A tradicional feira ocupa todos os domingos cerca de 800 metros da avenida José Bonifácio, no bairro Bom Fim, reunindo centenas de expositores de artesanato, antiguidades, colecionáveis e gastronomia.
Entre bancas, apresentações culturais e encontros improvisados,
o Brique segue como um dos espaços mais democráticos da capital gaúcha. Ali se cruzam idosos, crianças, jovens, famílias inteiras e pets, enquanto visitantes percorrem a feira em busca de raridades ou simplesmente para aproveitar o passeio.
Parte da programação deste primeiro domingo de comemorações inclui também manifestações culturais e religiosas. Um dos destaques é o Rathayatra, festival indiano organizado pelo movimento Hare Krishna.
“O que está acontecendo hoje é o Rathayatra, um festival indiano que acontece em todo o mundo. Rathayatra significa o desfile das carruagens”, explica o artista Mir, adepto do movimento. Ele conta que a celebração marca o único dia do ano em que as deidades saem do templo para encontrar os devotos nas ruas. “É o único dia do ano em que essas deidades saem de dentro do templo para distribuir a sua misericórdia para a comunidade”, afirma. Segundo ele, após o desfile, o público também acompanha apresentações de música e dança e recebe refeições vegetarianas gratuitas.
As placas colecionáveis partem de R$ 70,00
JÚLIA FERNANDES/ESPECIAL/JC
Enquanto isso, nas bancas de antiguidades, histórias pessoais se misturam com a trajetória do próprio Brique. A comerciante Márcia Haubert, da loja Azul Cobalto Antiguidades, participa da feira há cerca de 20 anos. Para ela, o local é mais do que um ponto de vendas. “O Brique é tudo pra gente”, resume. “Tem muita diversificação de raças, de cores, de tamanhos, de povos diferentes.
O que você precisar no Brique você vai encontrar”, diz a feirante que tem entre os produtos do catálogo joias e bijuterias vitorianas.
Entre os produtos do catálogo joias e bijuterias vitorianas
JÚLIA FERNANDES/ESPECIAL/JC
A lógica de preservação também move a expositora Cléia da Silva, do box 52, que, assim como Márcia, está na feira há mais de duas décadas.
Ela vende itens de colecionismo como placas antigas de carros, livros e objetos vintage. “Eu acho que a ideia de trabalhar no Brique é preservar a história”, afirma. “É uma forma de respeitar a natureza, de não desperdiçar o material que já foi utilizado, dar uma vida nova para tudo”, reflete.
Algumas histórias atravessam gerações.

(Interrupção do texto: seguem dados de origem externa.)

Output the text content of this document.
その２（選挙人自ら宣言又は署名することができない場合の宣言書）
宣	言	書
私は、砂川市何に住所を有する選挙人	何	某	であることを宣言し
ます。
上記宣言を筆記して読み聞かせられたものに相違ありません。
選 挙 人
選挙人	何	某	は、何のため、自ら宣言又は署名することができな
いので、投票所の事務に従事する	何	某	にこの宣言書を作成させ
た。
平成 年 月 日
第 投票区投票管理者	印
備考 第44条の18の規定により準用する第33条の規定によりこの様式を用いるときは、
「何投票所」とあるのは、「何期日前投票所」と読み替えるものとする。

É o caso de Fernanda Ordahy, que hoje comanda a banca
Casa Sheik de Antiguidades. Assim como a loja,
a banca de Fernanda tem como protagonista os relógios antigos, que podem chegar a R$ 4,8 mil. Filha de um dos fundadores do Brique, ela cresceu entre as bancas e assumiu o negócio da família há cerca de 15 anos.

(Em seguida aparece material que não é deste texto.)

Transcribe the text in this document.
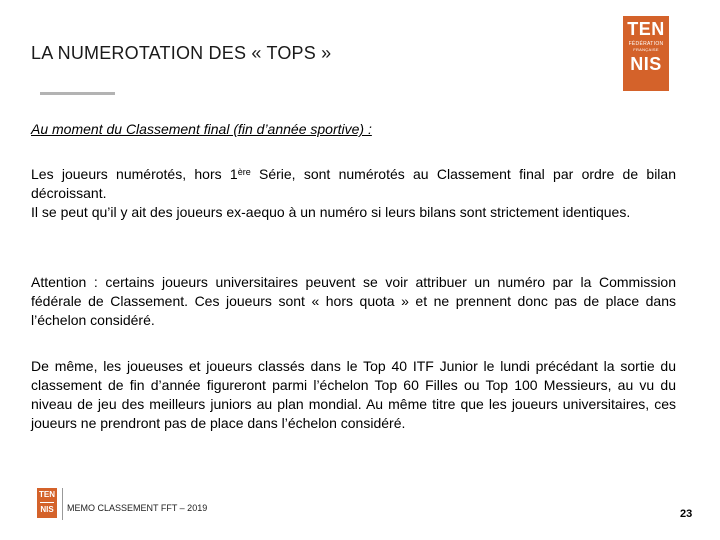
LA NUMEROTATION DES « TOPS »
TEN
FÉDÉRATION
FRANÇAISE
NIS
Au moment du Classement final (fin d’année sportive) :
Les joueurs numérotés, hors 1ère Série, sont numérotés au Classement final par ordre de bilan décroissant.
Il se peut qu’il y ait des joueurs ex-aequo à un numéro si leurs bilans sont strictement identiques.

Attention : certains joueurs universitaires peuvent se voir attribuer un numéro par la Commission fédérale de Classement. Ces joueurs sont « hors quota » et ne prennent donc pas de place dans l’échelon considéré.

De même, les joueuses et joueurs classés dans le Top 40 ITF Junior le lundi précédant la sortie du classement de fin d’année figureront parmi l’échelon Top 60 Filles ou Top 100 Messieurs, au vu du niveau de jeu des meilleurs juniors au plan mondial. Au même titre que les joueurs universitaires, ces joueurs ne prendront pas de place dans l’échelon considéré.

TEN
NIS	MEMO CLASSEMENT FFT – 2019	23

A banca de Fernanda tem como protagonista os relógios antigos, que podem chegar a R$ 4,8 mil
JÚLIA FERNANDES/ESPECIAL/JC
“Eu tinha seis meses de idade quando comecei a vir pra cá”, conta. “Isso aqui é meio viciante. Por mais que seja cansativo, todos os domingos, com sol ou com chuva, o ambiente é muito legal”, destaca Fernanda, comentando que adora perceber o aumento do interesse do público jovem em antiguidades.